Fawell’s party label has changed, but Libertarian views have not

September 26, 2018

STERLING – Republican Bill Fawell has no prior experience in public office, but he sees that as a plus in his run against incumbent U.S. Rep. Cheri Bustos, D-East Moline, in the 17th District.

“I think it’s a major advantage, because I’m not tainted and compromised by Washington, D.C.,” Fawell told the Sauk Valley Media editorial board Tuesday. “I’m running because I think our country is in a very dangerous place now.”

Concern about the direction in which the country is headed, however, could be a headwind for Republicans. Midterm elections historically serve as a referendum on the president. Many pundits predict that Democrats are likely to gain the 23 seats needed to take back a majority in the House.

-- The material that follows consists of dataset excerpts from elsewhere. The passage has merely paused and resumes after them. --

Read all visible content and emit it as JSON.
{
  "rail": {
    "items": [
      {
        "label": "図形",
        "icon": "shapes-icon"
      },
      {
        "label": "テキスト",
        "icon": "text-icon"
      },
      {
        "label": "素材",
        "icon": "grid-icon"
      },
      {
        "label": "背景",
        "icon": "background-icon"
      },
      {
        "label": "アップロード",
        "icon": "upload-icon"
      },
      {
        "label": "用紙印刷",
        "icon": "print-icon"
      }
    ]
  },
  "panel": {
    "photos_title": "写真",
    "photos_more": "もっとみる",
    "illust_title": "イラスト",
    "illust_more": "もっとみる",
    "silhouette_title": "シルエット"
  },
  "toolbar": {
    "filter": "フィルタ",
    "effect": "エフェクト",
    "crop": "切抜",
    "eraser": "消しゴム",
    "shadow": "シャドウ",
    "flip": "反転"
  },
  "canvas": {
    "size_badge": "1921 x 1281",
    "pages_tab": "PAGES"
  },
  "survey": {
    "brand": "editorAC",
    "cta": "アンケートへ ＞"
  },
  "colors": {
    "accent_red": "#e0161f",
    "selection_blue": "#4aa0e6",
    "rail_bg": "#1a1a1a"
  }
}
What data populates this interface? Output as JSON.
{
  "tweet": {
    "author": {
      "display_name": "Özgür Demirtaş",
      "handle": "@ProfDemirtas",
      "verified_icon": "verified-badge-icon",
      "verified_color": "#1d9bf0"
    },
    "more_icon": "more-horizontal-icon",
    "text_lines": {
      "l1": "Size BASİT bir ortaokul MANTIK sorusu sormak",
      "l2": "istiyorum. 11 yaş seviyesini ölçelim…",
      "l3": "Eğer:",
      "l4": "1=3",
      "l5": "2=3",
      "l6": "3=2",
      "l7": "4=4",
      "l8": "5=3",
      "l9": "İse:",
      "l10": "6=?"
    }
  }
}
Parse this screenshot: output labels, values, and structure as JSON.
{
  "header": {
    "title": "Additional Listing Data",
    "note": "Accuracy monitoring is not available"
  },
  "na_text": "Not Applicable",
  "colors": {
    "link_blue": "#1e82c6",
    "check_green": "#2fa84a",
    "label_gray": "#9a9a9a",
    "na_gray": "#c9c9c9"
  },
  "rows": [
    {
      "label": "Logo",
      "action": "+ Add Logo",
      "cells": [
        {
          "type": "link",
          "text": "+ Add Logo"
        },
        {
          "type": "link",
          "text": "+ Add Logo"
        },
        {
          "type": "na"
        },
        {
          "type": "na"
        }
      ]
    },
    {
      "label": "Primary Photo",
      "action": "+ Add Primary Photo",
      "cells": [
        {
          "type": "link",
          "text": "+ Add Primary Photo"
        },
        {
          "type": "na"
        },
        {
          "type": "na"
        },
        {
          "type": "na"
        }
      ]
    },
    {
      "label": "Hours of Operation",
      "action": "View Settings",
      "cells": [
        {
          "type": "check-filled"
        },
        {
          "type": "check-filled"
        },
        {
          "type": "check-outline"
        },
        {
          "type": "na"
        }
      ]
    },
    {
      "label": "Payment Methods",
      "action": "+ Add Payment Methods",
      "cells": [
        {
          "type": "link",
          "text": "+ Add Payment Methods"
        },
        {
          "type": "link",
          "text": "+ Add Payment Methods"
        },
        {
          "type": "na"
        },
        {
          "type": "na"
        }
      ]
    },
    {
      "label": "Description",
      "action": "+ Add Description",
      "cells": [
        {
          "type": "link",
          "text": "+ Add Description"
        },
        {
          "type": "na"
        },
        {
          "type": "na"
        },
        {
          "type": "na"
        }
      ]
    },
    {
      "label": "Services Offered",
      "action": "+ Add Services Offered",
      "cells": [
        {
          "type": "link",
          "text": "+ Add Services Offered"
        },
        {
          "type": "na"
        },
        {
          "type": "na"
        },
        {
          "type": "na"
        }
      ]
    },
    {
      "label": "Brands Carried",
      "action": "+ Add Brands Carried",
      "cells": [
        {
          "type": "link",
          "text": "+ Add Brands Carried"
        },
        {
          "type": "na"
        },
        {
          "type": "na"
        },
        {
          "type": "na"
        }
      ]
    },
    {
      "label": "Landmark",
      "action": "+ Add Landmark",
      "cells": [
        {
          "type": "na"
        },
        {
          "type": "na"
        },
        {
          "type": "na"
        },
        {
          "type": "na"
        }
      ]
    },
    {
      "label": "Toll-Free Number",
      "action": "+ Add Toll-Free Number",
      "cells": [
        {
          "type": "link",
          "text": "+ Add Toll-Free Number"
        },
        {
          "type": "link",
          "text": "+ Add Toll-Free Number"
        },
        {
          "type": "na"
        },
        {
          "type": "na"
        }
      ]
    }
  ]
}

After running unopposed in the March primary, Fawell, 64, of Galena, will face Bustos in the November general election. Mark Kleine, a Galesburg businessman, dropped out of the Republican primary in January.

Fawell ran for the 17th District seat in 2014 as a Libertarian, but he returned to the Republican fold, citing the difficulties of running as a third-party candidate. The former real estate broker wound up with 16 votes in 2014, as Bustos took nearly 56 percent of the vote in defeating Republican Bobby Schilling a second time.

Fawell compares his political views to those of Ron Paul, the former Texas congressman who ran for president once as a Libertarian, and twice as a GOP candidate. A staunch supporter of term limits, Fawell also has his sights set on two bills he says would go a long way in “giving government back to the people” if enacted.

One of those bills is the Regulation from the Executive in Need of Scrutiny Act, which supporters believe is an important piece of regulatory reform. The REINS Act would require Congress to approve new major regulations and review those already in place.

“Federal agencies and lobbyists are writing laws for billionaires,” Fawell said. “We need to transfer the powers of federal agencies to the states.”

While the thought of giving more power to a state that has struggled mightily to produce an annual budget might frighten some Illinoisans, Fawell is confident that the decentralization of government will restore a true participatory model.

“When more duties are given to the states, people will take more interest when government is closer to them,” Fawell said. “Once we break up the monopoly of power in federal government, more money and services will come to rural areas.”

The second piece of legislation on Fawell’s radar is the Federal Transparency Act. That bill would require the Government Accountability Office to complete audits of the Federal Reserve Board and Federal Reserve banks within a year.

Fawell cited the Affordable Care Act as a prime example of “instant reforms” produced largely by agencies. He wants to see the legislation either fixed or abandoned.

“I’d vote to get rid of it if there’s a good replacement, but if there isn’t, I’d stay with Obamacare for 2 years, take it apart and fix it,” Fawell said.

Fawell is critical of the nation’s military involvements around the world and the way veterans are treated when they come home.

“We should leave Afghanistan because we had no entrance or exit strategies,” Fawell said. “They are put through the meat grinder, come home with serious problems, and then we don’t take care of them.”

Fawell was hesitant to express full support of the president’s trade policies, but said he believes tariffs can fix a dangerous trade imbalance and are worth any short-term pain that is caused.

Although Fawell is running as a Republican, he has done it without party support. Any backing he still had dried up in August. Many state party leaders officially disassociated itself from Fawell, citing social media posts and reports in which the candidate appears to support 9/11 conspiracy theories and called the Newton, Connecticut school shootings a possible “false flag” event.

The Whiteside County Republicans said local party leaders had tried to provide guidance on Fawell’s campaign, but he was not receptive to input.

“Mr. Fawell seems to wish to run his campaign his way and not heed the advice of some of the area chairmen within the 17th Congressional District. We cannot be supportive or recognize a candidate that makes no attempt at refuting these claims after these horrific events shook our nation,” Kurt Glazier, chairman of the Whiteside County Republican Central Committee, said in a written statement.

Glazier said Fawell would not be mentioned in advertising or sample ballots to be printed in newspapers that were paid for by the party. He also was banned from the local organization’s meetings and events.

Fawell said neither Washington nor Springfield want to see him there, so he is used to being the lone wolf. His campaign has been focused on traveling to meet as many people as possible and connecting with voters through social media.